To answer this in much more detail now that the final box set physically exists, Murphy shot almost exclusively on 16mm from the late 1960s to 1999, the exception being the Super 8-shot Bloodstream (1985).Nw_jahrles wrote: ↑Fri Jul 22, 2022 2:21 pmSo for the titles sourced from tape masters. Are they shot-on-video or are these the best available elements?
This was invariably reversal stock, for budgetary reasons, so we had access to not just the best but the only available elements - they'd been telecined for video release, but I don't think the film elements had ever been duplicated.
Unfortunately, the sole film elements of three of his better-known titles (Avalon, Death Run and Legend of a Hero) were destroyed in a fire at a storage facility - thankfully after they'd been telecined, so at least they survived in some form. With Quälen and Second Sight, we couldn't track down the 16mm originals for love nor money - there's no record of where they ended up, and all trails went cold. It also transpired that the final reel of Invitation to Hell was missing, so we had to source that from a telecine as well, although most of our presentation is 16mm-sourced 1080p. We'd also occasionally have to repair damaged footage by resorting to SD inserts (this mostly applies to the very early work on Disc One, whose 16mm materials were sometimes in very rough shape).
But, contrary to the initial announcement, the original versions of The Rite of Spring and Tristan (1999) are sourced from 16mm - it's only the re-edited DVD versions that are SD-only (of necessity, since they were assembled on SD in the first place, with new electronic titles and sometimes VFX that were easier to create digitally).
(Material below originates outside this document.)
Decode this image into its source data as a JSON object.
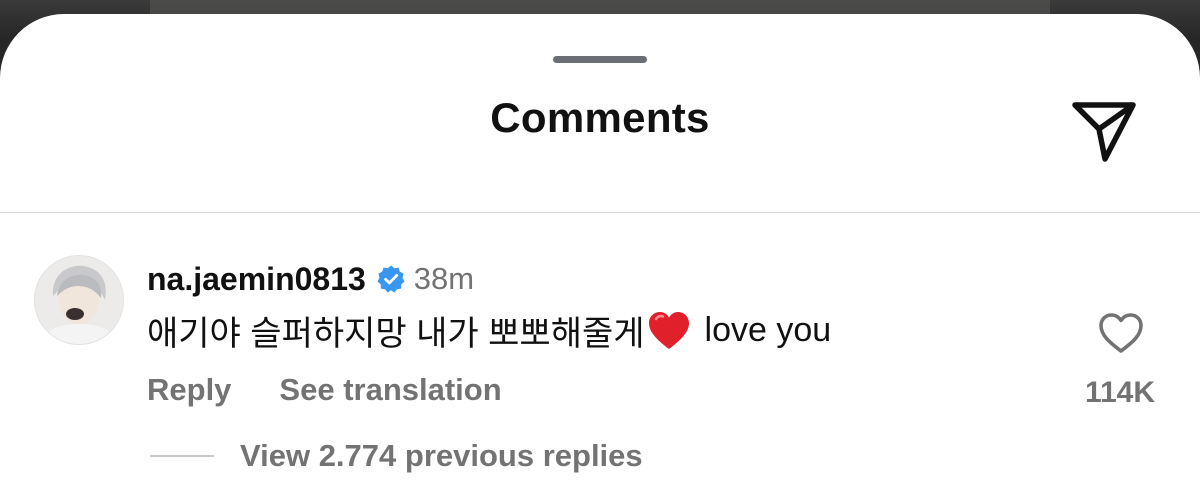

Murphy also added digital VFX to the DVD version of Invitation to Hell, enhancing four shots with glowing demonic eyes, but since this is the only difference between the 16mm print and the DVD (aside from the latter's horrendous cropping and stretching to get the original 1.37:1 picture to fit a 16:9 frame, which there was no reason to preserve for posterity), we decided that the best option was to add the same glowing eyes to the 1080p master and give the viewer the upfront option to watch the film with or without them.
Murphy stopped shooting on film after the disaster that befell the initial attempt to film Skare in 2001, when a huge chunk of footage went missing in transit to the lab*. Thereafter, he either shot on SD video (Roxi, the entirely re-shot Skare, ZK3) or HD (Nekros, The Return of Alan Strange).
(*The relevant disc includes all the footage that did get processed, which turned out to be a fair bit more than Murphy's anecdotes suggested, although it's all silent because Murphy invariably post-synced his soundtracks and obviously never got to that stage. But it's very interesting to compare it with the completed 2007 version, because aside from having the same source script they're otherwise completely different - actors, locations, visual treatment, you name it.)